Vor Jahrestreffen: WHO wegen Nähe zu China in der Kritik
In der Weltgesundheitsorganisation schlägt die Stunde der Abrechnung. Am Montag beginnt das Jahrestreffen der Mitgliedsländer. Im Fokus wird die Nähe zu China stehen.
Der Schauplatz des Showdowns ist virtuell: Wenn sich die 194 Mitgliedsländer der Weltgesundheitsorganisation WHO ab Montag zusammenschalten, wird Corona das Jahrestreffen nicht nur beherrschen, sondern es schlägt die Stunde der Abrechnung.
Viele offizielle Informationen über den Ausbruch sind vage und schwierig zu finden. Am 5. Januar veröffentlicht die WHO im Internet ihre ersten „News“ über eine „Lungenentzündung unbekannter Ursache“ in Wuhan. Darüber sei man am 31. Dezember 2019 „informiert worden“. Am Ende des Textes befinden sich zwei Links zu Webseiten der Behörden Wuhans über die „epidemiologische Situation“. Jetzt ist das Schlüsseldokument des Corona-Ausbruchs dort nicht mehr zu finden.

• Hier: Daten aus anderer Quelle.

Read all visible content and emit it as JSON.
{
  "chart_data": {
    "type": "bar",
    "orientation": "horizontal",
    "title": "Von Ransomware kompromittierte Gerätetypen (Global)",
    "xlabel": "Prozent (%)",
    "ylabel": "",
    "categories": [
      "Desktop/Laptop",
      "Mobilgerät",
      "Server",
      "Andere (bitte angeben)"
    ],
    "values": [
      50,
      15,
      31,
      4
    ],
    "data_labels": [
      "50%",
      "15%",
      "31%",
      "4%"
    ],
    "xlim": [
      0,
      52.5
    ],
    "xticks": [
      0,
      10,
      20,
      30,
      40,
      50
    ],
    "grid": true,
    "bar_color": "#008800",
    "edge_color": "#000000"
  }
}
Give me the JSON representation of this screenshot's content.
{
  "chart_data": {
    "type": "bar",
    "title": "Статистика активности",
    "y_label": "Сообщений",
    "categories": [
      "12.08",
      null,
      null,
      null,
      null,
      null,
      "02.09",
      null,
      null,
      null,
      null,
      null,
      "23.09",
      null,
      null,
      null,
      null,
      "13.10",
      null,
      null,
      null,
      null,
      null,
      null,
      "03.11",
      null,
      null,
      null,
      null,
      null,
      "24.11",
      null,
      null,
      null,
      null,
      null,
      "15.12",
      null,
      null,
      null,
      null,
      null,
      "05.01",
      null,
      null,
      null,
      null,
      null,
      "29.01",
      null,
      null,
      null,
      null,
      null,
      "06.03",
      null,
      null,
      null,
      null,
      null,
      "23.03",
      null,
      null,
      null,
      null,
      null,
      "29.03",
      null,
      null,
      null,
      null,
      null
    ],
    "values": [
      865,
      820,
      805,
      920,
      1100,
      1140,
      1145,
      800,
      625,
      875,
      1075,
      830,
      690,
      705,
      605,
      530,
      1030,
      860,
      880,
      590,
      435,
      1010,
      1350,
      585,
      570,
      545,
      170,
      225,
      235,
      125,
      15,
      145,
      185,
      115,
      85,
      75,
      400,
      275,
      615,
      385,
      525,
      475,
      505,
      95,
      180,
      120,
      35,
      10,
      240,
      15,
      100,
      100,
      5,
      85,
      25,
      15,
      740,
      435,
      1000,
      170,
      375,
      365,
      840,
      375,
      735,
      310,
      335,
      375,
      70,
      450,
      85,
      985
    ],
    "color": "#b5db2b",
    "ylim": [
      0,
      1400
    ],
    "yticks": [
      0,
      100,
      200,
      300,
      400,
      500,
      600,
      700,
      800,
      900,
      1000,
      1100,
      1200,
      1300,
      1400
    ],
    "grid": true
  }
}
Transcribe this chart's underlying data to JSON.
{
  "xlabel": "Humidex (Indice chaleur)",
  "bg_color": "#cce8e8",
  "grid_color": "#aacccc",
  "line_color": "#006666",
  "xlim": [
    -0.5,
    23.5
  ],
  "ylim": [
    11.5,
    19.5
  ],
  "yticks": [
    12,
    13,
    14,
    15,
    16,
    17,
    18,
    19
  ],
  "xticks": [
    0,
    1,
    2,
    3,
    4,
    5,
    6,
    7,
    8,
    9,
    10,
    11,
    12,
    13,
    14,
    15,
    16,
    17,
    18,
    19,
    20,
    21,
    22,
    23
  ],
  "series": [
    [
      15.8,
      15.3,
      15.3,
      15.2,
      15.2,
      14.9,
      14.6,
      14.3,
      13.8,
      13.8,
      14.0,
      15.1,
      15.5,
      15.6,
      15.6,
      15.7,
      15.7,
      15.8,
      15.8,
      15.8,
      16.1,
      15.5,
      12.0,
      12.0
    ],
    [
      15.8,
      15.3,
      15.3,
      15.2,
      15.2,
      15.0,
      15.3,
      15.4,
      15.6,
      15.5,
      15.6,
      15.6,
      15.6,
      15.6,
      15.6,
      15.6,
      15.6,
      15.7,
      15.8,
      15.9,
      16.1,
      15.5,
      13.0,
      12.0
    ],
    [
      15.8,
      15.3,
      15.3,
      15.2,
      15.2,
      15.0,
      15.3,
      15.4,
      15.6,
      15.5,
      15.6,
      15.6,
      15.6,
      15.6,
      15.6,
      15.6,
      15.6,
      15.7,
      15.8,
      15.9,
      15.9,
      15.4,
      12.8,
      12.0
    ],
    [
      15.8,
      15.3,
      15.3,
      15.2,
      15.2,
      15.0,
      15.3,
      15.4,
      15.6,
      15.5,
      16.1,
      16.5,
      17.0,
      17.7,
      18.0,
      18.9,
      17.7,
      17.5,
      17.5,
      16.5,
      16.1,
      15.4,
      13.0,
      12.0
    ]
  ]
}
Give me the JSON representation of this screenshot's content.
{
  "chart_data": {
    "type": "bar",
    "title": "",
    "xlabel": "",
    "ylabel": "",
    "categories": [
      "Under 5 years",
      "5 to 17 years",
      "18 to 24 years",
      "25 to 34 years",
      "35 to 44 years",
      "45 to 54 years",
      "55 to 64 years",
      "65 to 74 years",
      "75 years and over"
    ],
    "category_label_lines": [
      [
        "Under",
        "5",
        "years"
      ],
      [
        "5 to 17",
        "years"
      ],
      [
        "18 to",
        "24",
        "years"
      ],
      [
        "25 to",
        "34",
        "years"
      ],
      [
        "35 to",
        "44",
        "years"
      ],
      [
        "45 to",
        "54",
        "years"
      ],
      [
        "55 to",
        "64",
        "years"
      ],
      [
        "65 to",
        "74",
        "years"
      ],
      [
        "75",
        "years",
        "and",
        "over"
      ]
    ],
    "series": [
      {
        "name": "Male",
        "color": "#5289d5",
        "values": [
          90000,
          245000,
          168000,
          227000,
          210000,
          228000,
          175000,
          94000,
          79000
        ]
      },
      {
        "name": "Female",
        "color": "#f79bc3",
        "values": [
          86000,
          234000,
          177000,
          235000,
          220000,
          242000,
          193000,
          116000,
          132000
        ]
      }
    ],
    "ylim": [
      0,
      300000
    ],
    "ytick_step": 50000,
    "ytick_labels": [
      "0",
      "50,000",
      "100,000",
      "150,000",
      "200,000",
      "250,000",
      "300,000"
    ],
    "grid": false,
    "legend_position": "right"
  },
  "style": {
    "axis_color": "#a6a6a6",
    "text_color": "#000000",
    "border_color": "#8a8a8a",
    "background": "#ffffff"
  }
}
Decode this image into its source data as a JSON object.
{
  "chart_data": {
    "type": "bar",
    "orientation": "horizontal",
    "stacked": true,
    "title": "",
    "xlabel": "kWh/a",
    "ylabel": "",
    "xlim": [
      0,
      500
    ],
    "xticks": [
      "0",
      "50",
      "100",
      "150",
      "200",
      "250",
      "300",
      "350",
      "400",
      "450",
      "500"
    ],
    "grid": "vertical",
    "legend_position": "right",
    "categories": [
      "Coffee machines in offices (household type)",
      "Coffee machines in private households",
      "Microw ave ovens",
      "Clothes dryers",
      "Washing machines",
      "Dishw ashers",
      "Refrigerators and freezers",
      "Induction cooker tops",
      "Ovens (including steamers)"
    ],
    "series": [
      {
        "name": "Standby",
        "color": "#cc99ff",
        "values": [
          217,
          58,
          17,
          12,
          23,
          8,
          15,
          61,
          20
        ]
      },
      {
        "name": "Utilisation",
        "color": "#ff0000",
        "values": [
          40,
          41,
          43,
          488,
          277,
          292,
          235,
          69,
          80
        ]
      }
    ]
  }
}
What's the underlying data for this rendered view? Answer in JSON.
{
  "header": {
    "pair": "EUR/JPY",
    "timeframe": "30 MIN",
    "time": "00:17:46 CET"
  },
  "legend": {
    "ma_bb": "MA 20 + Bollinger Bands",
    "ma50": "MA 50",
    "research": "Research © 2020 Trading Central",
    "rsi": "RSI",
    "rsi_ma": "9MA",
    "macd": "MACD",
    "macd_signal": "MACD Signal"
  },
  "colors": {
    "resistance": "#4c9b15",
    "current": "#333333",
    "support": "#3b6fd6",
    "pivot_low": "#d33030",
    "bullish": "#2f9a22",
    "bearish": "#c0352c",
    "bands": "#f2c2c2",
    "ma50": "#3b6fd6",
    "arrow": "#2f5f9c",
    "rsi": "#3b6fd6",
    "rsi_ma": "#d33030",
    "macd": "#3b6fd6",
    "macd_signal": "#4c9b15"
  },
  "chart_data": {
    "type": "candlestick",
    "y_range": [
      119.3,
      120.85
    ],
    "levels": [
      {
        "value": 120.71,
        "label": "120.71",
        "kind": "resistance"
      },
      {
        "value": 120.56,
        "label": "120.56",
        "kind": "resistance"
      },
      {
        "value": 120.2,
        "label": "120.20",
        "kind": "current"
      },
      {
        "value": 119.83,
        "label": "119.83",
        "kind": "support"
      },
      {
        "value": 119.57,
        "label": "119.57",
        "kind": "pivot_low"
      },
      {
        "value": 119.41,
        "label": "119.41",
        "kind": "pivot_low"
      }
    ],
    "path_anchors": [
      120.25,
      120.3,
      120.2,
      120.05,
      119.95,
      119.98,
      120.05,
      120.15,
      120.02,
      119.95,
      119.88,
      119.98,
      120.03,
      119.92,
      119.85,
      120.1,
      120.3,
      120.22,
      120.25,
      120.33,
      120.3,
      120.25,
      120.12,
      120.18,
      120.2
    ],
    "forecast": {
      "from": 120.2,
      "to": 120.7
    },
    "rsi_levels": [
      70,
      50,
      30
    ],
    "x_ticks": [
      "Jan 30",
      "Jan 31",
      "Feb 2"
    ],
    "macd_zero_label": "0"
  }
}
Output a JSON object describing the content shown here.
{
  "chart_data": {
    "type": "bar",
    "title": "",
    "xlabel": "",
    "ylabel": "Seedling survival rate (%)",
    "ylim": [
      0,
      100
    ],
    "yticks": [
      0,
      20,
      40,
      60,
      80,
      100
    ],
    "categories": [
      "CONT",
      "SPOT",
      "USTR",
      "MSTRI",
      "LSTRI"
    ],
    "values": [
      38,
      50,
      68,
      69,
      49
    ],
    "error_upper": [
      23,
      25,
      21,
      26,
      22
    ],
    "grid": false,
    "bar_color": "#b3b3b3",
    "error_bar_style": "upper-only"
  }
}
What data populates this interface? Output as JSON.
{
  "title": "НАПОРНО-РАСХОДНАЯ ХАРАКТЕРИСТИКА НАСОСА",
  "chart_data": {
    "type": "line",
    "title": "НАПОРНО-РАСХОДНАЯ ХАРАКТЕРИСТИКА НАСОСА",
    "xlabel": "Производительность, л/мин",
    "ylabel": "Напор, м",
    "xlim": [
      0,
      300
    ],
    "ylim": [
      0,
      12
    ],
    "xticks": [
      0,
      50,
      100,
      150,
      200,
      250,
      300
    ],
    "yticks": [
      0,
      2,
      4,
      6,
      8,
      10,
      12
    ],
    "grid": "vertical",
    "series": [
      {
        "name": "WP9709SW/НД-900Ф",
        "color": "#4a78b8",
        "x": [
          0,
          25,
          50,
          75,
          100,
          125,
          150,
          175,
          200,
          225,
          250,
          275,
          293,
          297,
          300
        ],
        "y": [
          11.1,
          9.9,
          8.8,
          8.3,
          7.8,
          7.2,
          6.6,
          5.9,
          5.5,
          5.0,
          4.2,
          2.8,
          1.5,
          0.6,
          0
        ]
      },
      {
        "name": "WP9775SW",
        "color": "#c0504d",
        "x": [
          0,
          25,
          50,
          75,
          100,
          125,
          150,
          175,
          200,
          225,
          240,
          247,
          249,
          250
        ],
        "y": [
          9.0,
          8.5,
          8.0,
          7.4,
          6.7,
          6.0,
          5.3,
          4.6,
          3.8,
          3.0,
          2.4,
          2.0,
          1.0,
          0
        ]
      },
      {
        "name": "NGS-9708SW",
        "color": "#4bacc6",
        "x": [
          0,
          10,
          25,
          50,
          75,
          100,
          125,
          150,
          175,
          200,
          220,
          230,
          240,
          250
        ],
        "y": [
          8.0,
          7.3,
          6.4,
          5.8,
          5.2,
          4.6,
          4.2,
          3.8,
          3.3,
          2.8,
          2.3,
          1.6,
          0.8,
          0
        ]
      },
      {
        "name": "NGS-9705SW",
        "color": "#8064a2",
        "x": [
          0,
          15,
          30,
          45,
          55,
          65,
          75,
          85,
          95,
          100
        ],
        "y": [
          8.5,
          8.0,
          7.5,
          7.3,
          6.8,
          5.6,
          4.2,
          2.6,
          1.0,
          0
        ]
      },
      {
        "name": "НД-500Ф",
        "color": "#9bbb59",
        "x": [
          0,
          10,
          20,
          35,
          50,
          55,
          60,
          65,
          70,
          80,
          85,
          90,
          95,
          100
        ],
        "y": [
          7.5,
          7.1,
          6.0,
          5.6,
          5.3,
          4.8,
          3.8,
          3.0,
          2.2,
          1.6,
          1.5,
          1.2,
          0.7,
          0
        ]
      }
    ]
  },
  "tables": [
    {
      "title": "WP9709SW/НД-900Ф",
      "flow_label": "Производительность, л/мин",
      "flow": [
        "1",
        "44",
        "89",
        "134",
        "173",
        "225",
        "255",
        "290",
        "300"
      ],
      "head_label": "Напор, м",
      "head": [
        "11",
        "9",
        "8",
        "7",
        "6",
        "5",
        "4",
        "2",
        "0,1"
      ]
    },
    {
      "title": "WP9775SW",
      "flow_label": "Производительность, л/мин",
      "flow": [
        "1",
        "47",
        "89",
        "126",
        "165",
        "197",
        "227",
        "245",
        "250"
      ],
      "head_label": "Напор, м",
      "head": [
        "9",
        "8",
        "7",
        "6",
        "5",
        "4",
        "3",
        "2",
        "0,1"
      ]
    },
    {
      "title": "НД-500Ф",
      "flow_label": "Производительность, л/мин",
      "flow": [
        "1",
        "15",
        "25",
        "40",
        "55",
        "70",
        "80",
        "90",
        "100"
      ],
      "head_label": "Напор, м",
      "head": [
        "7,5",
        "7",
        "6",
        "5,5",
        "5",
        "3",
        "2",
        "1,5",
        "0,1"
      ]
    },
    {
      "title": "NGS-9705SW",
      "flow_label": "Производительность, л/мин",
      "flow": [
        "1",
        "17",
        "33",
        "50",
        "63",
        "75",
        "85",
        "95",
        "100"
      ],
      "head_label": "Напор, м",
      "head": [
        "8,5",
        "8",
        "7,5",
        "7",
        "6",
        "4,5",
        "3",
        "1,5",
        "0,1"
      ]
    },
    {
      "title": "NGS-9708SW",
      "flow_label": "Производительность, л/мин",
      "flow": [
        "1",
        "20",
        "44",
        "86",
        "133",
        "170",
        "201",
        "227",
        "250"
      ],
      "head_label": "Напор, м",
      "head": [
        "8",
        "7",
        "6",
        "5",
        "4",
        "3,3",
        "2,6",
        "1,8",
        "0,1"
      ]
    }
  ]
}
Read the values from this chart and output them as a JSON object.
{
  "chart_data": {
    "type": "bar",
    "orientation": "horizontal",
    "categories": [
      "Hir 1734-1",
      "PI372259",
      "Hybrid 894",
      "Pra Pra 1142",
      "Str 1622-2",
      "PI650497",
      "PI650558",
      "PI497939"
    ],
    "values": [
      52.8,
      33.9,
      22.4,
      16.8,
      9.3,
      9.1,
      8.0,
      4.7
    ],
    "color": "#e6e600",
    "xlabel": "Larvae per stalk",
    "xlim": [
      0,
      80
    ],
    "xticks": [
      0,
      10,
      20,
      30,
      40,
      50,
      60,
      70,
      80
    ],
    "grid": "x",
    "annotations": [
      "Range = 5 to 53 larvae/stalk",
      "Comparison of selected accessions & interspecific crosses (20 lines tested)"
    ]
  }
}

US-Präsident Donald Trump wirft China Vertuschen und Versagen vor. Das Land hätte das „Virus schnell stoppen können und es hätte sich nicht überall auf der Welt verbreitet“, sagt Trump. Er behauptet, dass der Erreger aus einem Labor stammt. Auch Kenneth Roth, Chef der Menschenrechtsorganisation Human Rights Watch und Trump-Kritiker, hält fest, dass Chinas Behörden „Nachrichten unterdrückten und rigoros zensierten“.
WHO hat enorm an Autorität eingebüßt
Peking weist alle Anklagen der US-Regierung zurück. Zwar wolle sein Land „keine Schlacht mit den USA“, versichert Chinas UN-Botschafter in Genf, Chen Xu. Man sei aber „auf alles vorbereitet“. Hinter den Kulissen mobilisiert China verbündete und abhängige Staaten, um eine Front gegen die USA zu bilden.
Die UN-Organisation hat ein Budget von 4,8 Milliarden US-Dollar für 2020 und 2021, beschäftigt rund 7000 Mitarbeiter, kämpft gegen Killerkrankheiten wie Malaria, Aids, Tuberkulose und Krebs und verfasst medizinische Richtlinien. Sie unterstützt die Länder bei einem Gesundheitsnotstand – wie jetzt bei Corona. Die WHO hat koordinierende Aufgaben, bündelt Kräfte bei der Entwicklung eines Impfstoffes.
Durch Ungeschicklichkeiten und Versäumnisse hat die WHO enorm an Glaubwürdigkeit und Autorität eingebüßt. Trump bezichtigt sie als „PR-Agentur“ Chinas und setzte die US-Zahlungen aus. In der Tat überschüttete WHO-Generaldirektor Tedros – früher Gesundheitsminister in Äthiopien – China lange Zeit mit Lob. Als Fehler gilt der lang geltende Ratschlag, Reiseverkehr und Warenaustausch mit China aufrechtzuerhalten.
David P. Fidlers, vom Council on Foreign Relations, Urteil fällt klar aus: Die WHO habe durch den Schmusekurs gegenüber China „ihre Neutralität untergraben“ und dadurch den impulsiven US-Präsidenten gereizt. „Diese Pandemie ist zu einem politischen Desaster für die WHO geworden.“ Sie sitze in der China-Falle. Schwer wiegt auch der Vorwurf der Kopflosigkeit von Jeremy Youde von der University of Minnesota Duluth: „Die WHO verfolgt keine klare übergeordnete Strategie im Kampf gegen die Pandemie.“
Experte: "WHO hat Welt rechtzeitig gewarnt"
Tedros beharrt darauf, dass die WHO rechtzeitig die „Alarmglocke laut und klar geschlagen hat“. Als sie Ende Januar den internationalen Gesundheitsnotstand ausrief, gab es laut Tedros außerhalb Chinas nur rund 80 Corona-Fälle und keinen Toten. Tedros verweist auch darauf, ein „alarmierendes Ausmaß des Nichtstuns“ vieler Staaten angeprangert zu haben. Einige Experten springen ihm bei: „Die WHO hat die Welt rechtzeitig gewarnt“, so der australische Virologe John MacKenzie.
Die AIDS Healthcare Foundation aus den USA ruft dazu auf, Tedros abzusetzen. Einen Nachfolger präsentiert sie auch: Ex-US-Präsident Barack Obama solle für ein Jahr die WHO durch die Krise steuern.